As the conflict between humans and animals hasn’t reached its peak so far, Botswana decide to lift a ban on elephant hunting. The ban was imposed in 2014.
Motivating their decision, those who were against it said the restriction was causing problems to small farmers and as well to those who previously benefited from hunting, BBC reports.
As expected the decision stormed a backlash on social media as many animal rights groups totally disagree it. It is known that Botswana homes the world’s elephants largest population, which around 130,000 individuals.
More than that, the disappointing decision is about to affect the country’s international reputation as well.
Africa’s wildlife and Humane Society International director, Audrey Delsink expressed his disappointment regarding the decision. He told to Daily Mail:
“This horrifying decision by Botswana to lift its ban on elephant hunting will send shock waves throughout the conservation world.
“There are around 415,000 wild elephants in the whole of Africa, where they are relentlessly persecuted by trophy hunters and poachers, and Botswana is home to one third of those elephants who have sought refuge within its borders. This population is vital to the overall regional survival of this iconic species.
“Resuming elephant hunting is not only morally questionable and flies in the face of all international efforts to protect these giants, but it will also likely damage Botswana’s hugely valuable tourism industry because visitors will be appalled at the idea that the very elephants they are photographing on eco-safaris could be gunned down by hunters the next day. ”

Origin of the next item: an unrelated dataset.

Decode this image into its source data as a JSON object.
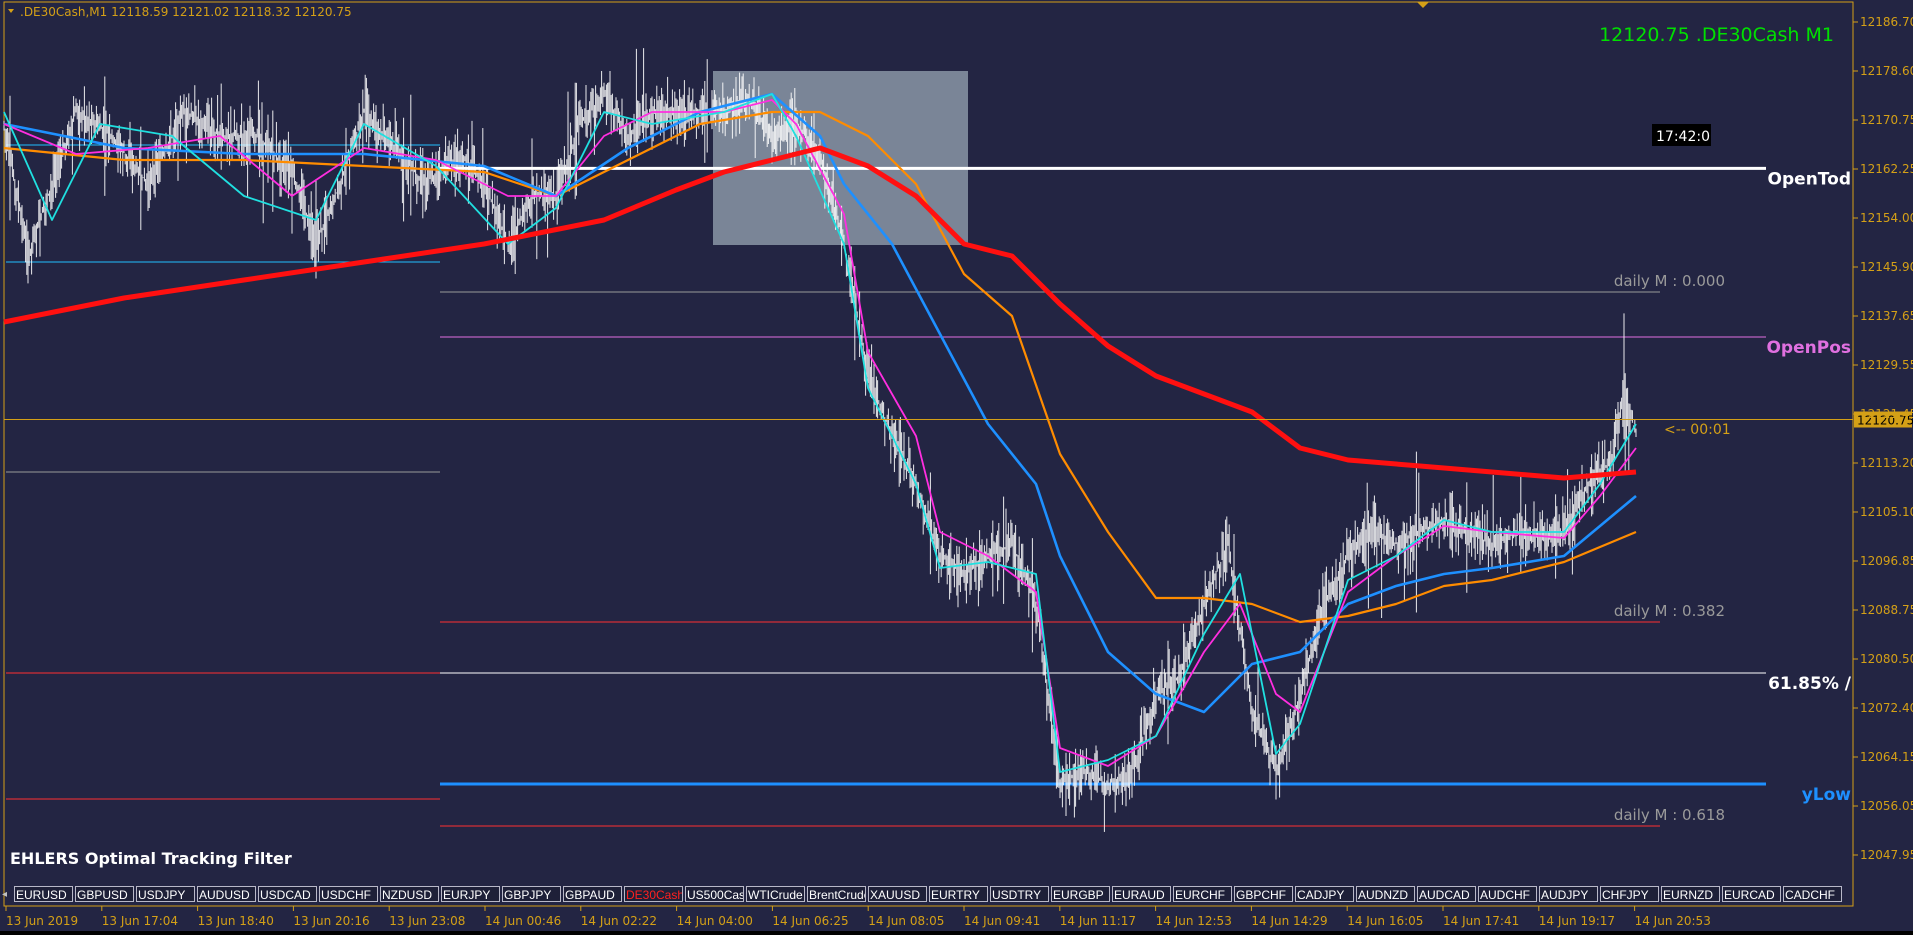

Trying to motivate the decision, the Ministry of Environment, Natural Resources Conservation and Tourism said in a statement: “The number and high levels of human-elephant conflict and the consequent impact on livelihoods was increasing.”
According to the International Union for Conservation of Nature, there are around 415,000 elephants in Africa. However, their population dramatically declined in the last years due to poaching for ivory.